Le triomphe de la société civile c'est donc aussi la consécration de la communauté familiale : "Tant qu'une famille de notre milieu soutient un de ses membres, on doit considérer la question comme résolue", tranche sentencieusement Van der Luyden au chapitre 7. Autrement dit, derrière les individus, ce qu'il y a d'abord ce sont des familles, des réseaux de solidarité économiques. C'est parce qu'elle fait partie du clan Mingott que Hélène Olenska peut compter sur l'appui financier de la vieille Mrs Mingott. De même, lorsque la femme de Beaufort vient rendre visite à la matriarche après la faillite de son mari, elle cherche à activer ce réseau de solidarité en s'appuyant sur les liens de famille. Et sa tante lui fait alors remarquer qu'elle a cessé d'être une Mingott le jour où elle a changé de nom : "Et quand Régina Beaufort a dit : "Mais mon nom, ma tante, mon nom est Regina Dallas", j'ai dit : "Ton nom était Beaufort quand il t'a couverte de bijoux, et doit rester Beaufort maintenant qu'il t'a couverte de honte."

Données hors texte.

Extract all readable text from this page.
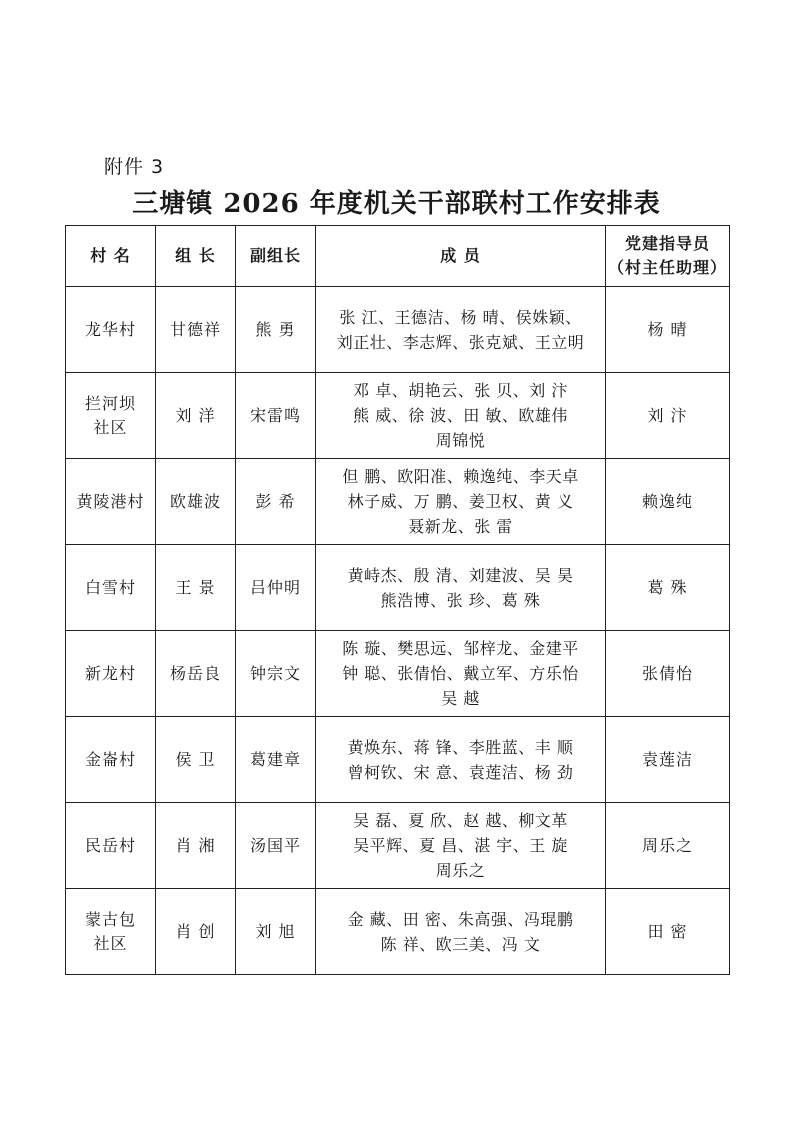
附件 3
三塘镇 2026 年度机关干部联村工作安排表
村 名	组 长	副组长	成 员	党建指导员
（村主任助理）

龙华村	甘德祥	熊 勇	张 江、王德洁、杨 晴、侯姝颖、
刘正壮、李志辉、张克斌、王立明	杨 晴

拦河坝
社区	刘 洋	宋雷鸣	邓 卓、胡艳云、张 贝、刘 汴
熊 威、徐 波、田 敏、欧雄伟
周锦悦	刘 汴

黄陵港村	欧雄波	彭 希	但 鹏、欧阳准、赖逸纯、李天卓
林子威、万 鹏、姜卫权、黄 义
聂新龙、张 雷	赖逸纯

白雪村	王 景	吕仲明	黄峙杰、殷 清、刘建波、吴 昊
熊浩博、张 珍、葛 殊	葛 殊

新龙村	杨岳良	钟宗文	陈 璇、樊思远、邹梓龙、金建平
钟 聪、张倩怡、戴立军、方乐怡
吴 越	张倩怡

金崙村	侯 卫	葛建章	黄焕东、蒋 锋、李胜蓝、丰 顺
曾柯钦、宋 意、袁莲洁、杨 劲	袁莲洁

民岳村	肖 湘	汤国平	吴 磊、夏 欣、赵 越、柳文革
吴平辉、夏 昌、湛 宇、王 旋
周乐之	周乐之

蒙古包
社区	肖 创	刘 旭	金 藏、田 密、朱高强、冯琨鹏
陈 祥、欧三美、冯 文	田 密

On comprend du même coup pourquoi, étant donné l'importance de la relation familiale, les mariages sont une affaire aussi importante : il y s'agit moins d'amour que d'alliances. C'est grâce à un bon mariage que Mrs Mingott a connu une fulgurante ascension sociale : "elle n'était que Catherine Spicer, sans fortune ni position sociale suffisante pour faire oublier que son père était publiquement déshonoré". Cette même Mrs Mingott fait prospérer sa famille en mariant bien ses filles. Archer a tout fait conscience du rôle central de cette solidarité familiale, à la grande satisfaction de sa mère : "Bien entendu un tel mariage n'apportait à Newland que ce qu'il était en droit d'espérer; mais les jeunes gens sont si sots et si déconcertants, et certaines femmes tellement séduisantes et dénuées de scrupules, que c'était un miracle de voir son fils doubler victorieusement le cap de sirènes pour entrer dans le port d'un mariage irréprochable"
La visibilité sociale des femmes
Cinquième point : Corrélativement à cette importance prise par la communauté familiale, on comprend aussi pourquoi dans le roman de Wharton, les figures féminines sont si nombreuses. Le règne de la société civile, avons-nous dit, c'est le règne de l'oïkos; et le règne de l'oïkos c'est aussi simultanément le triomphe de la vie domestique… et par là, inévitablement, le triomphe de celles qui -depuis l'Antiquité -sont le centre de cette vie domestique : les femmes.
Il suffit de voir le nombre de personnages et de protagonistes féminins qui sont présents dans le roman et qui ont des rôle de premier plan.Chez Edith Wharton, les femmes occupent le devant de la scène. C'est par elles que se manifeste le plus clairement ce triomphe de la domesticité au détriment de la vie politique. Raison pour laquelle la question de la "toilette", c'est-à-dire de la mode féminine, y prend autant d'importance.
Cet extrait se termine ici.